It’s a well-known fact that energy efficient homes save their owners money but now a new study shows that they’re also better mortgage investments.
Homes with lower HERS Index Scores (a measurement of energy efficiency) were deemed as low mortgage default risks, and mortgage default risks were 32 percent lower on average with Energy Star-labeled homes.
This is according to a report by the University of North Carolina’s Center for Community Capital, and the Institute for Market Transformation. The report is based on a study using a sample of 71,000 mortgage loans, compiled from across 38 states and the District of Columbia.
The sample was restricted to single-family, owner-occupied homes whose mortgages were contracted during 2002-2012. RESNET supplied both the addresses and the homes’ HERS Index Scores to the University of North Carolina for the purposes of this study.

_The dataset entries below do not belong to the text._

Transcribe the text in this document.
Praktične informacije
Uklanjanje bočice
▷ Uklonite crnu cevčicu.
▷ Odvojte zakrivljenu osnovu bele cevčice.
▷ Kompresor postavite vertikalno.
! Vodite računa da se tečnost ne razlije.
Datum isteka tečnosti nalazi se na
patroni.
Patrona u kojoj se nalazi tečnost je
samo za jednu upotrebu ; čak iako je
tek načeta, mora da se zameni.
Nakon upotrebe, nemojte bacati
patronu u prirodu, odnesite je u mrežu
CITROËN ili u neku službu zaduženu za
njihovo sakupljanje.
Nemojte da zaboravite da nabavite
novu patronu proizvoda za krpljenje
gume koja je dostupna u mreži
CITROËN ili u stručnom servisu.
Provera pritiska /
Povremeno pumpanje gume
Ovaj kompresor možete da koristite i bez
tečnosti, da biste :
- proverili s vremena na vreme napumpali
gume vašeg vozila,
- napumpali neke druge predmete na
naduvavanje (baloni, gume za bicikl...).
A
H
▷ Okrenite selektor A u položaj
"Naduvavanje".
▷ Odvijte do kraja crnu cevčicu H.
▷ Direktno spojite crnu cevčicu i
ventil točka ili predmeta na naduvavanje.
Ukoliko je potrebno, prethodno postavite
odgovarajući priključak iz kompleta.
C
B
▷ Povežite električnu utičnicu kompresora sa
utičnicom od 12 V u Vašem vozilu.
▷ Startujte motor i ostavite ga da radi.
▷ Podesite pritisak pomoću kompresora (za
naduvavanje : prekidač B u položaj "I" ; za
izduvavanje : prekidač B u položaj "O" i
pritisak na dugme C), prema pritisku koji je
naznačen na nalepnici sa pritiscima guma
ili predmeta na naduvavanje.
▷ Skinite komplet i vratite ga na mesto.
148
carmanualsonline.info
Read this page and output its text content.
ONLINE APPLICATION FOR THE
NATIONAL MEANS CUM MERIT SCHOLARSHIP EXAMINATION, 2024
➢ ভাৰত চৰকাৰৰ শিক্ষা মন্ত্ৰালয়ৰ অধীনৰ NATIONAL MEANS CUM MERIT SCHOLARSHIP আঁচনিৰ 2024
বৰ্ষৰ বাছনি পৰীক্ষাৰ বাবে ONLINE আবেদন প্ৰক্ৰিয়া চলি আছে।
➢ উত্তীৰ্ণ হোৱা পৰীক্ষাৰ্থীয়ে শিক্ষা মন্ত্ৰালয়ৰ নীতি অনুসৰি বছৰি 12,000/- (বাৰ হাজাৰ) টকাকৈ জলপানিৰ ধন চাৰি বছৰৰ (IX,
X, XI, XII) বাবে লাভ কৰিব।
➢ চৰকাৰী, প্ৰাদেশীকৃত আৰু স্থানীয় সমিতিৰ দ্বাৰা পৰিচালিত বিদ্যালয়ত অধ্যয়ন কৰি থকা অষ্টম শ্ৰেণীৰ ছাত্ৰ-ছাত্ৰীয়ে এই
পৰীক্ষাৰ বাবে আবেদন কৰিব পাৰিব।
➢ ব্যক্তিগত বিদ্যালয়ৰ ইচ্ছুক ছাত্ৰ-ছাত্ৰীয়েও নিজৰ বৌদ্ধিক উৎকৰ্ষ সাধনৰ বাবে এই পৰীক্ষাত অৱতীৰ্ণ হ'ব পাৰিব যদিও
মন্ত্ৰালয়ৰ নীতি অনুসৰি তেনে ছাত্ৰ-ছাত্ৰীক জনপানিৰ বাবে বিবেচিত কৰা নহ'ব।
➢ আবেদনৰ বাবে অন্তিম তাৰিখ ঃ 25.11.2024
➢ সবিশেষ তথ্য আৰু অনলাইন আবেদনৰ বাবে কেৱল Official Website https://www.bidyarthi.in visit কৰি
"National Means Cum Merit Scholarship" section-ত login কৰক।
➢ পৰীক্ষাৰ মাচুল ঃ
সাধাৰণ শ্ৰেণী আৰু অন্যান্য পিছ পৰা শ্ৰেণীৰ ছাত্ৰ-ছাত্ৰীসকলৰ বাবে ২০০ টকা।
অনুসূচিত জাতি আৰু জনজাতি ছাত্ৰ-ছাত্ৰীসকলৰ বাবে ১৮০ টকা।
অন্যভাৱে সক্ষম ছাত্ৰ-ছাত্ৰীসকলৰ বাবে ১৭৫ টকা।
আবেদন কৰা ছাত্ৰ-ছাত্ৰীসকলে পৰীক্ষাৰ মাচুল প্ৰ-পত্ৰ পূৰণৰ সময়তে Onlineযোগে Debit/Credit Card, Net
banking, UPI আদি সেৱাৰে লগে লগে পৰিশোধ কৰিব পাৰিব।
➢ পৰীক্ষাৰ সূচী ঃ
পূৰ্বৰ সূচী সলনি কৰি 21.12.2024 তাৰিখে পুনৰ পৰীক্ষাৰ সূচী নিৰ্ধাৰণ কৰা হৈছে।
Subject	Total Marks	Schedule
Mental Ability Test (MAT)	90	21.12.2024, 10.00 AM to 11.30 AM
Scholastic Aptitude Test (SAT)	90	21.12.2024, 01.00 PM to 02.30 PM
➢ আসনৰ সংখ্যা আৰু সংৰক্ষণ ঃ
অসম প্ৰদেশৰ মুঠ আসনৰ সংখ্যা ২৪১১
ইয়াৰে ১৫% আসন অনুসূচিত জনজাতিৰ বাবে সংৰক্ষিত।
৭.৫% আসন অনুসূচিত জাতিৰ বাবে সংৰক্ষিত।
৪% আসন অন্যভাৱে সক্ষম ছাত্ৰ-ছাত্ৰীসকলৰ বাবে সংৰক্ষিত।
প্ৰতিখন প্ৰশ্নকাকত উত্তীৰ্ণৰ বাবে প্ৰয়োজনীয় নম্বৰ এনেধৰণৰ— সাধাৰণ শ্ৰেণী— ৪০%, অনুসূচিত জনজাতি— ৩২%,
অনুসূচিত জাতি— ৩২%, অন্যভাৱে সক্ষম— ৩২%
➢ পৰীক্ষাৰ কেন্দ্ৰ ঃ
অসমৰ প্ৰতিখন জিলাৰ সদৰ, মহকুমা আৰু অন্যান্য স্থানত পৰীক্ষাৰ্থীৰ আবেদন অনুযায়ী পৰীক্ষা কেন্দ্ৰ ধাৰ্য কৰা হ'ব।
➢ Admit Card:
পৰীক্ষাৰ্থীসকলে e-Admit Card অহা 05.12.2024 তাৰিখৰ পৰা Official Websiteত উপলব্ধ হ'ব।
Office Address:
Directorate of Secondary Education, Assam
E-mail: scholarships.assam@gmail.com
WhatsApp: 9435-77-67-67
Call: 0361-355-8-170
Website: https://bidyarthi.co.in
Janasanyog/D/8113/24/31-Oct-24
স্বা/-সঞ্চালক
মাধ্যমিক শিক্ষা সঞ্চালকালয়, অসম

The lower risks related with energy efficient homes should be taken into consideration when underwriting mortgage loans. According to the study, Fannie Mae, Freddie Mac and FHA should encourage underwriting flexibility for mortgages on energy efficient homes, and also promote energy efficiency to consumers and their lenders.
According to the study, Congress should take into account the report’s findings when deliberating on legislation to improve the accuracy of mortgage underwriting used by federal mortgage agencies. Congress should also ensure that energy costs are considered during the underwriting process.